I hope you stick around and enjoy.

Phantom of Death (1988) Review

One from the re watch pile…
Phantom of Death aka Off Balance (1988)


Film: Also aka Un Delitto Poco Comune. What do you get if you take two of the writers of The New York Ripper, team them up with the director of Cannibal Holocaust, Ruggero Deodato, attach two well known English actors in Michael York and Donald Pleasance and then drop in the gorgeous Edwige Fenech?

Why you get a crazy Italian production like this film, Phantom of Death, of course!!

Robert Dominici (Michael York) is an acclaimed pianist who has been invited to London to expand his career, but this is to the detriment of his relationship with his girlfriend, Susanna (Mapi Galán). This, along with flirtations from the beautiful Hélène Martell (Edwige Fenech) are causing him to become distracted, which is even interfering with his ninjutsu practice.

Yep: ninjutsu practice!


When his girlfriend is killed though, he becomes involved in an investigation being held by Inspector Datti (Donald Pleasance) as she appears to be the second victim in a series of murders. The murderer taunts Datti with phonecalls, and claims to be so good at his work that he’ll drive Datti mad! 

When Hélène is attacked though, Datti immediately suspects Robert just due to his involvement in both cases.

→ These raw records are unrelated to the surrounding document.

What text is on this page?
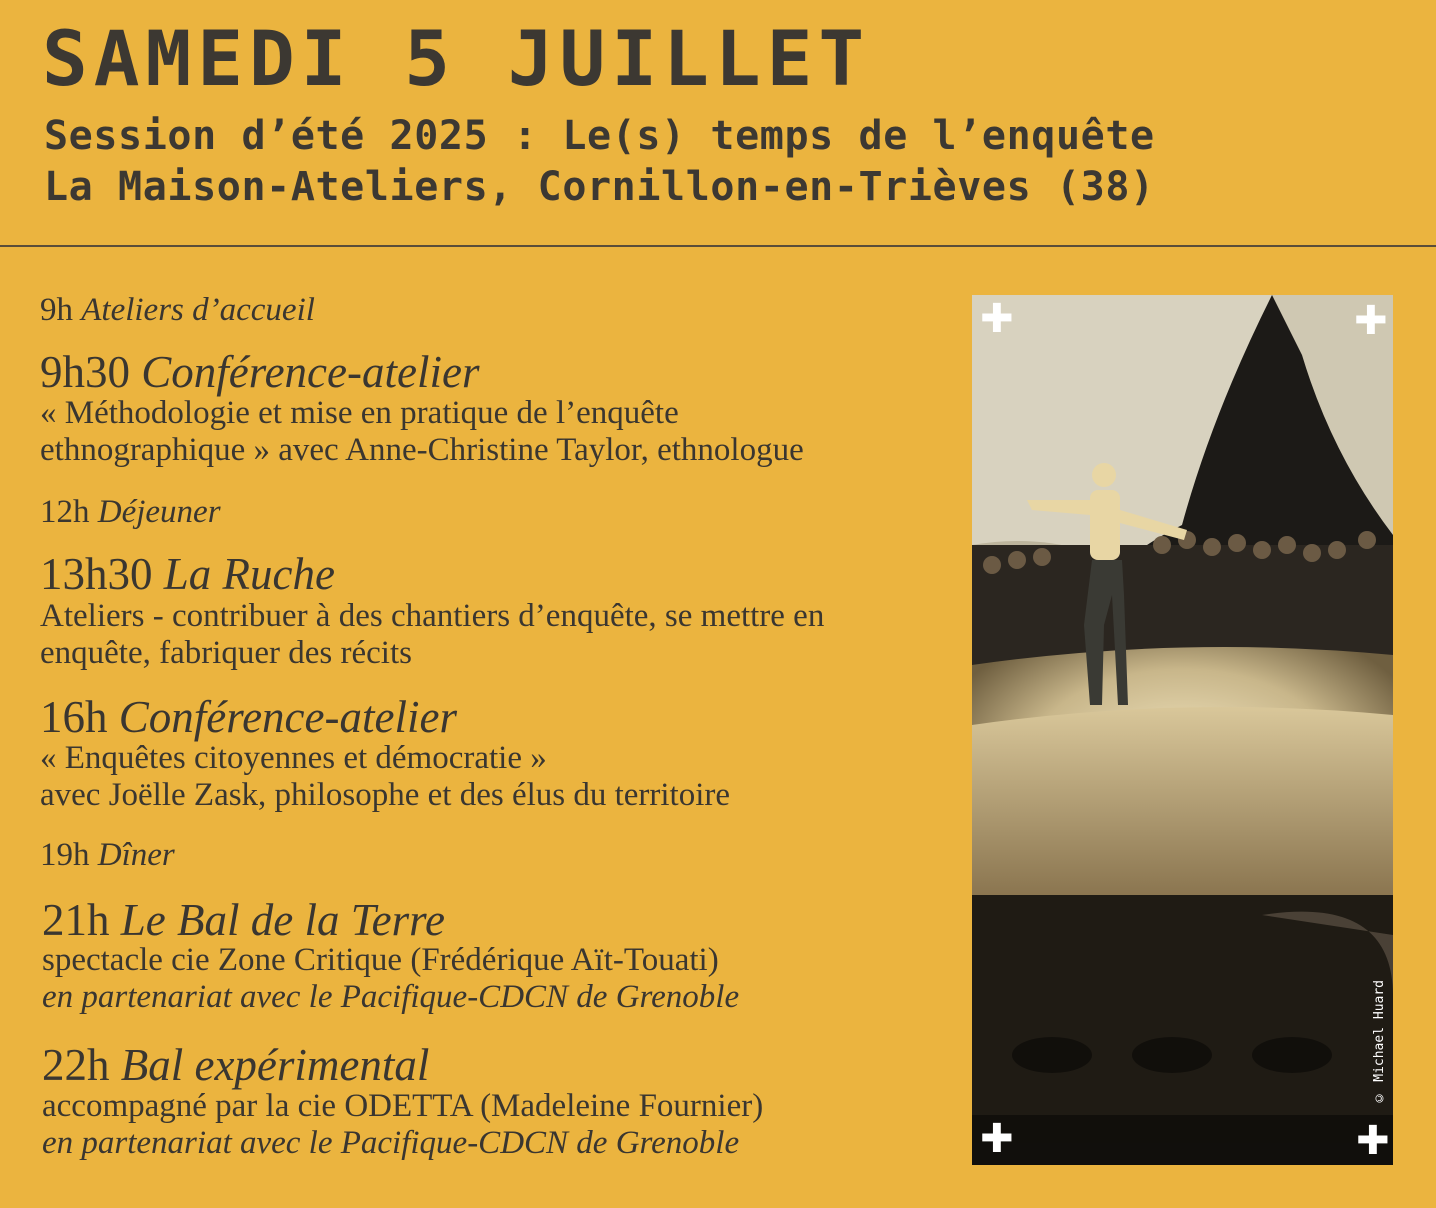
SAMEDI 5 JUILLET
Session d’été 2025 : Le(s) temps de l’enquête
La Maison-Ateliers, Cornillon-en-Trièves (38)
9h Ateliers d’accueil
9h30 Conférence-atelier
« Méthodologie et mise en pratique de l’enquête
ethnographique » avec Anne-Christine Taylor, ethnologue
12h Déjeuner
13h30 La Ruche
Ateliers - contribuer à des chantiers d’enquête, se mettre en
enquête, fabriquer des récits
16h Conférence-atelier
« Enquêtes citoyennes et démocratie »
avec Joëlle Zask, philosophe et des élus du territoire
19h Dîner
21h Le Bal de la Terre
spectacle cie Zone Critique (Frédérique Aït-Touati)
en partenariat avec le Pacifique-CDCN de Grenoble
22h Bal expérimental
accompagné par la cie ODETTA (Madeleine Fournier)
en partenariat avec le Pacifique-CDCN de Grenoble
✚	✚
✚	✚
© Michael Huard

Unfortunately for his investigation though, DNA found on her to create a profile of the person who assaulted her, doesn’t match Robert’s and nor does the identity sketch created after she was interviewed.

So if it’s NOT Robert, who could it be… Or does Robert have a secret than disguises his identity from such tests?


The film is an interesting mix of traditional gialli tropes mixed with Gaston Leroux’s Phantom of the Opera and Deodato’s choices of actors are quite fun here. You’ll see some great faces from other Italian horror films, my favourite being the ninjutsu master played by Hal Yamanouchi, who is also in such a variety of films like Umberto Lenzi’s House of Lost Souls and James Mangold’s The Wolverine, or maybe it’s the inclusion of Italian horror stalwart Giovanni Lombardo Radice aka John Morghen as a priest.

Deodato drops in a few trappings of his contemporaries, like Argento, with stabbings to the neck, and a murder that sees the victim pushed through a window in an act of bloody violence, which echoes films like Phenomena.

I can’t let a review go by without pointing out that the murderer, when he makes his phonecalls, sounds like Billy Idol after a night with a carton of Marlboro Reds.  

All in all it IS pretty silly, but does a few unique things within the gialli environment like making the murderer a tragic figure rather than a selfish one, and some of the acting pieces have to be seen to be believed… Particularly Donald Pleasance taking the obsessive manic-ness of Dr Loomis from the Halloween series to the nth degree.

Score: ***


Format: This film is from Shameless Screen Entertainment’s ‘yellow’ series of DVDs from the UK. This particular film is number 2 in the series and is region 0. The film runs for approximately 88 minutes and is presented in 16×9 anamorphic widescreen with a Dolby Digital 2.0 soundtrack. The image isn’t the sharpest it could be and it is quite artefacty at times, but not so that it’s distracting. I have to say though one real issue I have with the presentation of the packaging. The blurb on the back quite clearly states who the murderer is, so if you are watching this after reading it, then there are no secrets. For me, the synopsis on the back of DVD or bluray packaging shouldn’t be spoilery at all.

Score: ***

Extras: The disc starts with several trailers for other films from the Shameless Screen Entertainment line, including The New York Ripper, The Black Cat, Torso (Carnal Violence), Manhattan Baby, Baba Yaga The Devil Witch and The Killer Nun, which can also be accessed on the ‘Forthcoming Attraction’ button on the main screen. The only other extra is the trailer for this film.


Score: **

WISIA: This film is far from an example of great Italian horror cinema, but the inclusion of Michael York and Donald Pleasance’s hilariously overblown performance make it a rewatch must!